Memorandum To Accompany Order
Plaintiff, Kraft System, Inc., is an American manufacturer who has instituted this action. The summons was served on January 5, 1982 and the complaint on February 8, 1982, both of which according to the rules of this Court were served on the party-in-interest. Pursuant to the provisions of 19 U.S.C. 1516(e), K & B Mfg., as party-in-interest, is granted the right to appear and be heard. The attorneys for the party-in-interest filed their notice of appearance on behalf of their client on May 13, 1982 thereby evidencing its intent to exercise the right to appear. Plaintiff on May 28, 1982 filed its motion for judgment on the pleadings, serving the party-in-*67interest. The party-in-interest has filed opposition to plaintiffs motion for judgment on the pleadings.
In the matter before the Court plaintiff has moved pursuant to Rules 1(a), 8(e), 12(a) and 12(f) of the Rules of this Court for an order striking from the record party-in-interest’s opposition to plaintiffs motion for judgment on the pleadings. Additionally, plaintiff seeks to bar the party-in-interest from further participating in the litigation of this action. Plaintiffs motion is premised upon the theory that, inasmuch as the party-in-interest did not file an answer to the complaint, it should not be permitted to participate in this litigation. Plaintiff also urges the Court to grant its motion on the basis that the party-in-interest is guilty of latches since a notice of appearance was not entered until May 13, 1982.
It is clear from the following provisions of 1516(e), supra that the party-in-interest has a statutory right to appear and be heard:
(e) Consignee or his agent as party in interest before the Court of International Trade. The consignee or his agent shall have the right to apear and to be heard as a party in interest before the United States Court of International Trade.
Neither the statute nor the present rules of this Court prescribe the procedure by which the party-in-interest is to exercise this right. Plaintiff has correctly pointed out that prior to the adoption of the new rules of this court in 1980, Rule 5.1(b) and subsequently 18.1(a) and 18.1(b) provided that the party-in-interest was required to file responsive pleadings and in fact was considered a defendant for the purposes of the rules under 18.1(a). However, the court is not operating under the old rules but under the present rules which are controlling.

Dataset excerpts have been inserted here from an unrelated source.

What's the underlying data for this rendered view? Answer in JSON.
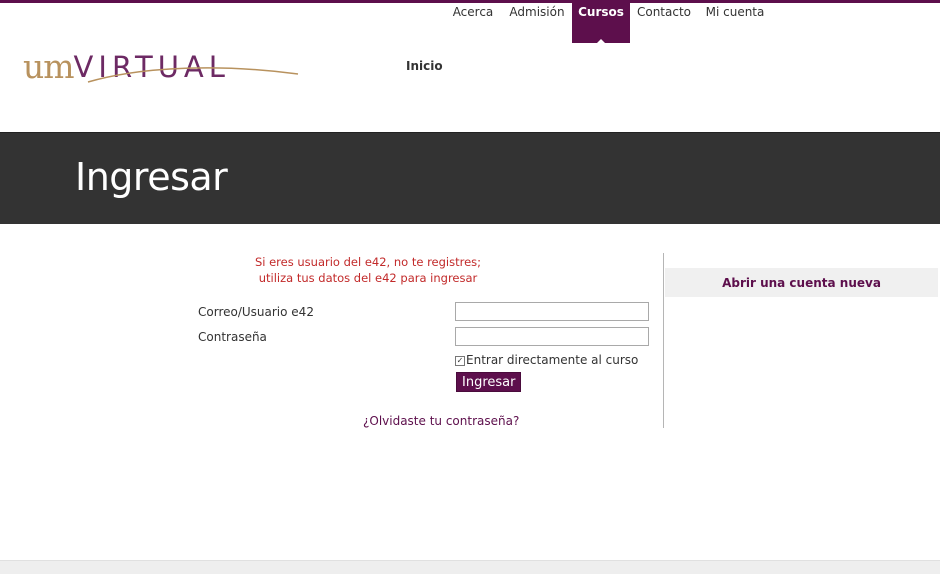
{
  "brand": {
    "logo_part1": "UM",
    "logo_part2": "VIRTUAL"
  },
  "topnav": {
    "items": [
      {
        "label": "Acerca"
      },
      {
        "label": "Admisión"
      },
      {
        "label": "Cursos",
        "active": true
      },
      {
        "label": "Contacto"
      },
      {
        "label": "Mi cuenta"
      }
    ]
  },
  "subnav": {
    "inicio": "Inicio"
  },
  "banner": {
    "title": "Ingresar"
  },
  "login": {
    "notice_line1": "Si eres usuario del e42, no te registres;",
    "notice_line2": "utiliza tus datos del e42 para ingresar",
    "username_label": "Correo/Usuario e42",
    "username_value": "",
    "password_label": "Contraseña",
    "password_value": "",
    "remember_label": "Entrar directamente al curso",
    "remember_checked": true,
    "submit_label": "Ingresar",
    "forgot_label": "¿Olvidaste tu contraseña?"
  },
  "signup": {
    "label": "Abrir una cuenta nueva"
  },
  "colors": {
    "brand_purple": "#5d0f4c",
    "logo_gold": "#b8925e",
    "banner_bg": "#333333",
    "notice_red": "#c22a2a"
  }
}
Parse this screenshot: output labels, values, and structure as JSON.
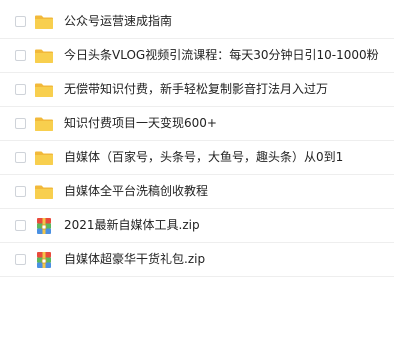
{
  "colors": {
    "folder_yellow": "#f8cf4e",
    "folder_tab": "#f2b93a",
    "zip_red": "#e94b3c",
    "zip_green": "#5cb85c",
    "zip_blue": "#4a90e2",
    "row_divider": "#eeeeee"
  },
  "files": [
    {
      "name": "公众号运营速成指南",
      "icon": "folder-icon",
      "type": "folder"
    },
    {
      "name": "今日头条VLOG视频引流课程：每天30分钟日引10-1000粉",
      "icon": "folder-icon",
      "type": "folder"
    },
    {
      "name": "无偿带知识付费，新手轻松复制影音打法月入过万",
      "icon": "folder-icon",
      "type": "folder"
    },
    {
      "name": "知识付费项目一天变现600+",
      "icon": "folder-icon",
      "type": "folder"
    },
    {
      "name": "自媒体（百家号，头条号，大鱼号，趣头条）从0到1",
      "icon": "folder-icon",
      "type": "folder"
    },
    {
      "name": "自媒体全平台洗稿创收教程",
      "icon": "folder-icon",
      "type": "folder"
    },
    {
      "name": "2021最新自媒体工具.zip",
      "icon": "zip-archive-icon",
      "type": "zip"
    },
    {
      "name": "自媒体超豪华干货礼包.zip",
      "icon": "zip-archive-icon",
      "type": "zip"
    }
  ]
}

Rules 12(a) and 6(c) under which plaintiff relies for the purpose of determining the time it believes party-in-interest was required to file an answer read as follows:
Rule 12. Defenses and Objections — When and How Presented— By Pleading or Motion — Motion for Judgment on the Pleadings
(a) When Presented: The United States, or an officer or agency thereof, shall serve an answer to the complaint, or to a cross-claim, or a reply to a counterclaim, within 60 days after the service upon the Attorney-in-Charge, International Trade Field Office, Commercial Litigation Branch, Department of Justice, of the pleading in which the claim is asserted; except that, in an action described in 28 U.S.C. § 1581(f), involving an application for an order to make confidential information available under section 777(c)(2) of the Tariff Act of 1930, the answer shall be served within 10 days after the service of the summons and complaint. For good cause shown, the court in any action, may order a different period of time.
Any other defendant shall serve his answer within 20 days after the service of the complaint upon him. A party served with a pleading stating a cross-claim against him shall serve *68an answer thereto within 20 days after the service upon him. The plaintiff shall serve his reply to a counterclaim in the answer within 20 days after service of the answer or, if a reply is ordered by the court, within 20 days after service of the order, unless the order otherwise directs.
The service of a motion permitted under this rule alters these periods of time as follows, unless a different time is fixed by order of the court: (1) if the court denies the motion or postpones its disposition until the trial on the merits, the responsive pleading shall be served within 10 days after the notice of the court’s action; (2) if the court grants a motion for a more definite statement, the responsive pleading shall be served within 10 days after the service of the more definite statement.
Rule 6. Time
(c) Additional Time After Service by Mail. Whenever a party has the right or obligation to do some act or take some proceeding within a prescribed period after the service of a pleading, motion, or other paper upon him, and the service is made by mail, 5 days shall be added to the prescribed period.
It is apparent that under the present rules the party-in-interest is not, as under the prior rules, specifically considered a defendant for the purposes of Rule 12(a) supra, which requires an answer be served within 20 days after service of the complaint. Since this procedural issue is not covered by the present rules, pursuant to Rule 1(a)1 of the rules of this Court, and in the interest of justice. I hereby direct that the party-in-interest be granted 20 days from the date of the order to file an answer to the complaint. The serving of such answer would not cause harm to any of the parties. It would, however, serve to enlighten the Court and the other parties as to the exact position of the party-in-interest.
Rule 1. Scope and Effective Date of Rules
(a) Scope. These rules govern the procedure in the United States Court of International Trade. They shall be construed to secure the just, speedy, and inexpensive determination of every action. When a procedural question arises which is not covered by these rules, the court may prescribe the procedure to be followed in any manner not inconsistent with these rules. The court may refer for guidance to the rules of other courts. The rules shall not be construed to extend or limit the jurisdiction of the court.